Il cantiere del palazzetto di Cantù, fermo (Cusa)
Cantù (Como) 22 ottobre 2014 - La diaspora della Pallacanestro Cantù è destinata a non avere fine. Sono trent’anni che la seconda squadra più titolata d’Europa dopo il Real Madrid è in attesa di un Palasport dove poter giocare di fronte al proprio pubblico, un sogno infranto due volte: la prima nella metà degli ’80, quando il Comune s’imbarco nell’avventura del Palababele, così soprannominato perché l’architetto Gregotti lo immaginò come un gigantesco Ziggurat nella piana della Brianza. Iniziato e mai portato a termine il palazzetto divenne un monumento allo spreco: troppo grande e soprattutto troppo costoso, diciotto miliardi di vecchie lire, sette dei quali concessi dal Coni, negli anni in cui in Italia la febbre dei Mondiali del ’90 era ancora alta. Abbattuto nel 2010 per essere costruito di nuovo, più moderno e maestoso di prima, questa volta dalla Lega Nord che sulla grande opera aveva scommesso il proprio successo alle amministrative, il palazzetto di Corso Europa è crollato di nuovo, schiacciato dalla crisi che ha reso insostenibile quell’immensa cattedrale da oltre 56 milioni di euro. Un sogno per i tifosi destinato a rimanere bello solo sulla carta, con i suoi 7.300 posti a sedere più una multisala per 1200 spettatori, una piscina al coperto con palestra e una cinquantina tra ristoranti, bar e negozi da realizzare nel compendio.

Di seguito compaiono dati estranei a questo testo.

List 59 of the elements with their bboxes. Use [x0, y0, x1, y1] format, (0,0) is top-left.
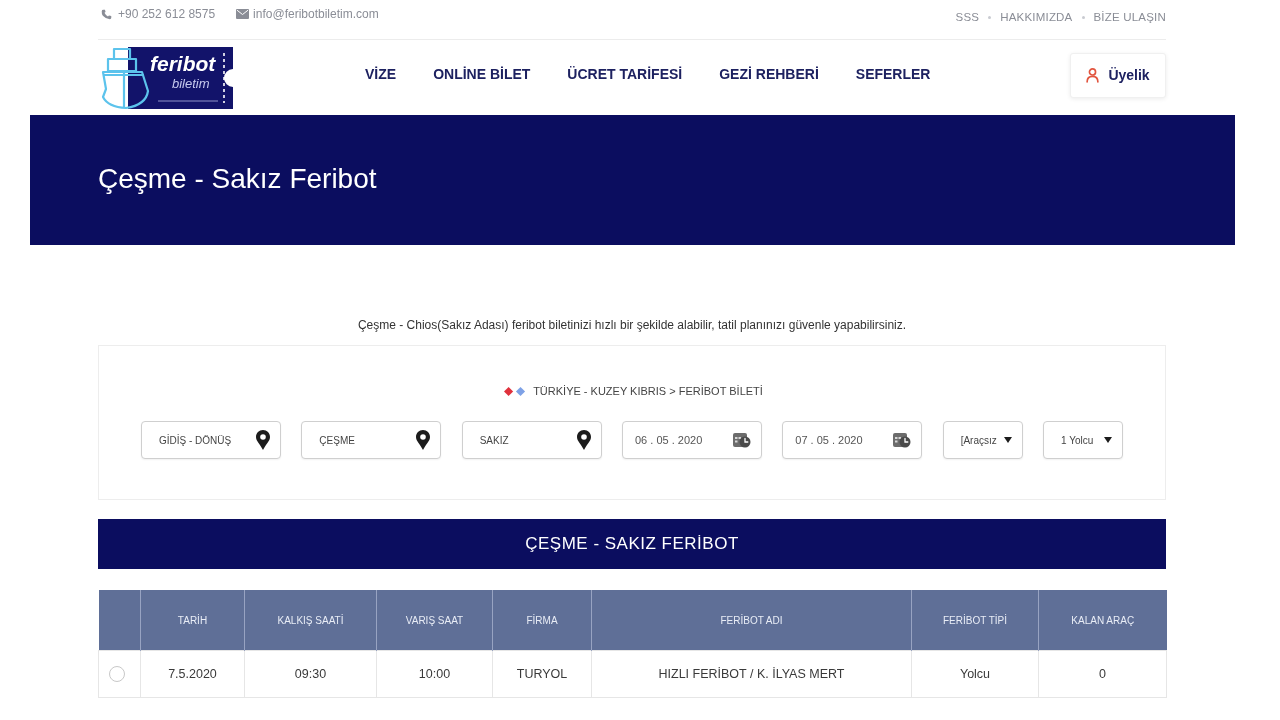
radio-button[interactable]	[109, 666, 125, 682]
diamond-tags-icon	[503, 385, 528, 397]
nav-link[interactable]: SEFERLER	[855, 65, 931, 82]
field-value: 07 . 05 . 2020	[795, 434, 863, 446]
table-cell: 10:00	[376, 650, 493, 698]
mail-icon	[236, 9, 250, 19]
nav-link[interactable]: GEZİ REHBERİ	[719, 65, 819, 82]
phone-icon	[101, 8, 112, 20]
nav-link[interactable]: VİZE	[365, 65, 397, 82]
field-value: 1 Yolcu	[1060, 434, 1094, 446]
location-select[interactable]: ÇEŞME	[301, 421, 442, 459]
caret-icon	[1103, 437, 1112, 443]
phone-number: +90 252 612 8575	[118, 7, 216, 21]
table-cell: Yolcu	[911, 650, 1039, 698]
field-value: GİDİŞ - DÖNÜŞ	[159, 434, 232, 446]
nav-link[interactable]: ONLİNE BİLET	[433, 65, 531, 82]
nav-link[interactable]: ÜCRET TARİFESİ	[567, 65, 683, 82]
table-cell: 0	[1038, 650, 1167, 698]
field-value: [Araçsız	[960, 434, 997, 446]
calendar-clock-icon	[733, 431, 751, 449]
email-address: info@feribotbiletim.com	[253, 7, 379, 21]
top-link[interactable]: BİZE ULAŞIN	[1093, 11, 1166, 23]
field-value: SAKIZ	[479, 434, 509, 446]
separator-dot-icon	[1081, 15, 1085, 19]
map-pin-icon	[256, 430, 270, 450]
calendar-clock-icon	[893, 431, 912, 449]
location-select[interactable]: GİDİŞ - DÖNÜŞ	[141, 421, 281, 459]
intro-text: Çeşme - Chios(Sakız Adası) feribot biletinizi hızlı bir şekilde alabilir, tatil planınızı güvenle yapabilirsiniz.	[356, 317, 908, 333]
page-title: Çeşme - Sakız Feribot	[98, 162, 377, 195]
field-value: 06 . 05 . 2020	[635, 434, 703, 446]
table-cell: 7.5.2020	[140, 650, 245, 698]
ship-ticket-logo[interactable]	[100, 44, 236, 111]
logo-subtitle: biletim	[172, 75, 210, 92]
separator-dot-icon	[988, 15, 992, 19]
column-header: FERİBOT ADI	[591, 590, 912, 651]
breadcrumb: TÜRKİYE - KUZEY KIBRIS > FERİBOT BİLETİ	[533, 385, 763, 397]
caret-icon	[1003, 437, 1012, 443]
map-pin-icon	[576, 430, 591, 450]
column-header: TARİH	[140, 590, 245, 651]
results-title: ÇEŞME - SAKIZ FERİBOT	[525, 534, 739, 554]
column-header: FERİBOT TİPİ	[911, 590, 1039, 651]
column-header: FİRMA	[492, 590, 592, 651]
column-header: KALAN ARAÇ	[1038, 590, 1167, 651]
table-cell: HIZLI FERİBOT / K. İLYAS MERT	[591, 650, 912, 698]
top-link[interactable]: SSS	[955, 11, 980, 23]
dropdown-select[interactable]: [Araçsız	[942, 421, 1023, 459]
table-cell: TURYOL	[492, 650, 592, 698]
logo-title: feribot	[150, 51, 216, 76]
column-header: KALKIŞ SAATİ	[244, 590, 377, 651]
account-button[interactable]: Üyelik	[1070, 52, 1166, 98]
column-header: VARIŞ SAAT	[376, 590, 493, 651]
map-pin-icon	[416, 430, 431, 450]
date-field[interactable]: 07 . 05 . 2020	[782, 421, 923, 459]
person-icon	[1086, 67, 1100, 83]
table-cell: 09:30	[244, 650, 377, 698]
location-select[interactable]: SAKIZ	[461, 421, 602, 459]
dropdown-select[interactable]: 1 Yolcu	[1042, 421, 1123, 459]
field-value: ÇEŞME	[319, 434, 355, 446]
date-field[interactable]: 06 . 05 . 2020	[622, 421, 762, 459]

Il più grande cantiere aperto in Lombardia esclusa la Pedemontana. Realizzato grazie al project financing, ovvero grazie ai finanziamenti dei privati che per vent’anni avrebbero dovuto godere dei ricavi derivati dal suo funzionamento, il Palasport più bello di Lombardia si è scontrato con gli effetti devastanti della crisi. Che le cose non andassero bene lo si era capito da mesi, il termine originario di consegna dei lavori era infatti scaduto il 13 giugno del 2013, con il Comune che aveva concesso una proroga di altri 300 giorni alla ditta costruttrice, il Gruppo Turra di Cazzago San Martino, in provincia di Brescia. Quell’opera ciclopica ha trascinato nel baratro anche loro, da mesi il cantiere si era trasformato in un deserto senza neppure un operaio al lavoro, ad aprile quando la proroga era scaduta l’azienda era impegnata in un concordato preventivo e il Comune aveva deciso di aspettare. L’ultima speranza era affidata al subentro della Cmr Edile di Reggiolo, una cooperativa di oltre 400 persone con un fatturato di oltre 100 milioni di euro. A Cantù dove hanno più dimestichezza con il legno che con il cemento armato speravano nelle loro spalle per portare a termine l’opera, ma visti bene i conti anche gli emiliani hanno fatto un passo indietro. Così ieri al sindaco Claudio Bizzozero è toccato prendere la decisione più difficile: risolvere il contratto. Cantù rischia di ritrovarsi senza un palazzetto, un cantiere-mostro incompiuto e una serie infinita di ricorsi legali, penali da incassare e milioni di euro da restituire al Coni.